Norman Horner

Cricket information
- Batting: Right-handed

Career statistics
| Competition | First-class | List A |
| Matches | 362 | 5 |
| Runs scored | 18,533 | 125 |
| Batting average | 29.79 | 31.25 |
| 100s/50s | 25/92 | 0/1 |
| Top score | 203* | 55 |
| Balls bowled | 67 | 6 |
| Wickets | 0 | 0 |
| Bowling average | – | – |
| 5 wickets in innings | – | – |
| 10 wickets in match | – | – |
| Best bowling | – | – |
| Catches/stumpings | 131/– | 0/– |
- Source: CricketArchive, 15 January 2014

= Norman Horner =

English cricketer

Norman Frederick Horner (10 May 1926 – 24 December 2003) was an English first-class cricketer, who played two games for Yorkshire County Cricket Club in 1950, before moving to Warwickshire County Cricket Club in 1951. A right-handed batsman, he made 18,533 runs at 29.79 in his 362-game career.

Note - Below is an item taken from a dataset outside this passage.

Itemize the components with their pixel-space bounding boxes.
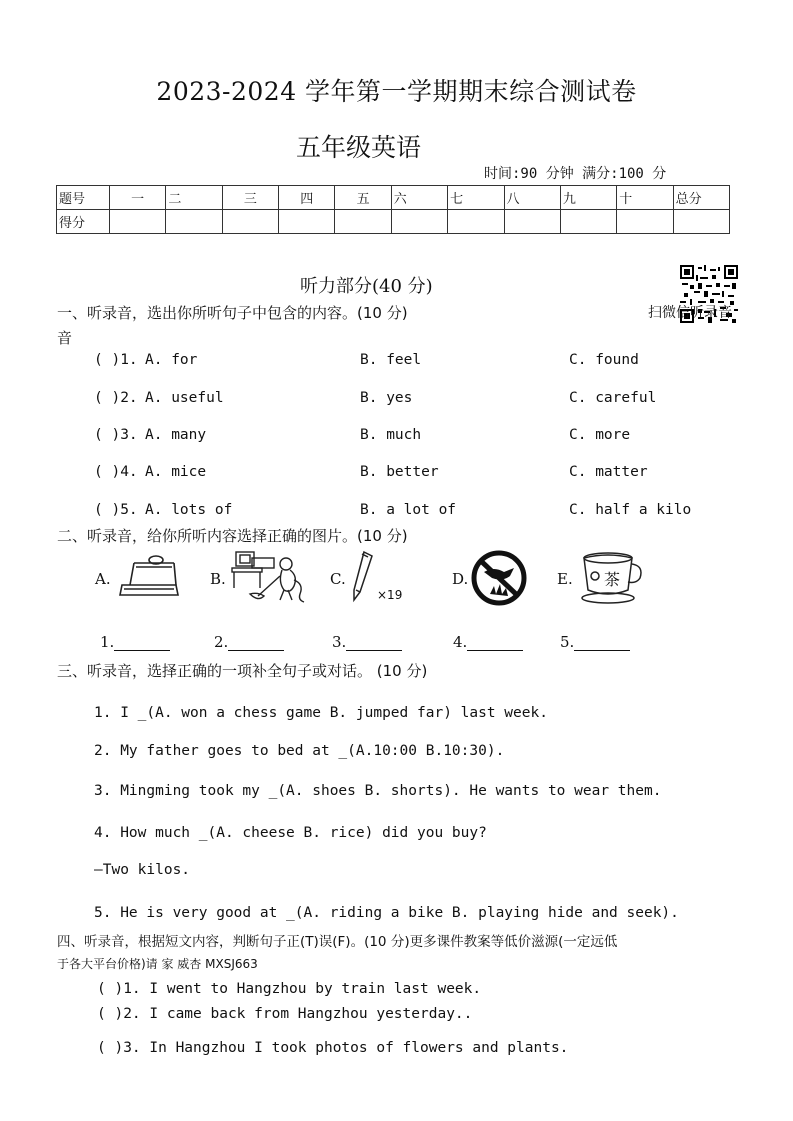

Born in Queensbury, West Yorkshire, Horner was a neat, dapper batsman, who formed a powerful opening partnership with Fred Gardner, and scored a thousand runs in every season up to 1964. M.J.K. Smith commented that "Norman would have run Fred's legs off him if he had been allowed". He went down the order in 1958, when the Marylebone Cricket Club (MCC) asked Warwickshire to promote Smith to develop him for a possible England opening spot. Horner scored quickly, and enjoyed his best three seasons from 1959 to 1961. On a flat Oval pitch in 1960 he scored a career-best 203 not out, and put on 377 with Billy Ibadulla for the first wicket on the first day, then the highest unbroken opening partnership in cricket history. He was quick in the covers and took 131 catches. He retired in 1965 to concentrate on landscape gardening and his work as a cricket groundsman.

Horner died in Driffield, Yorkshire in December 2003, at the age of 77.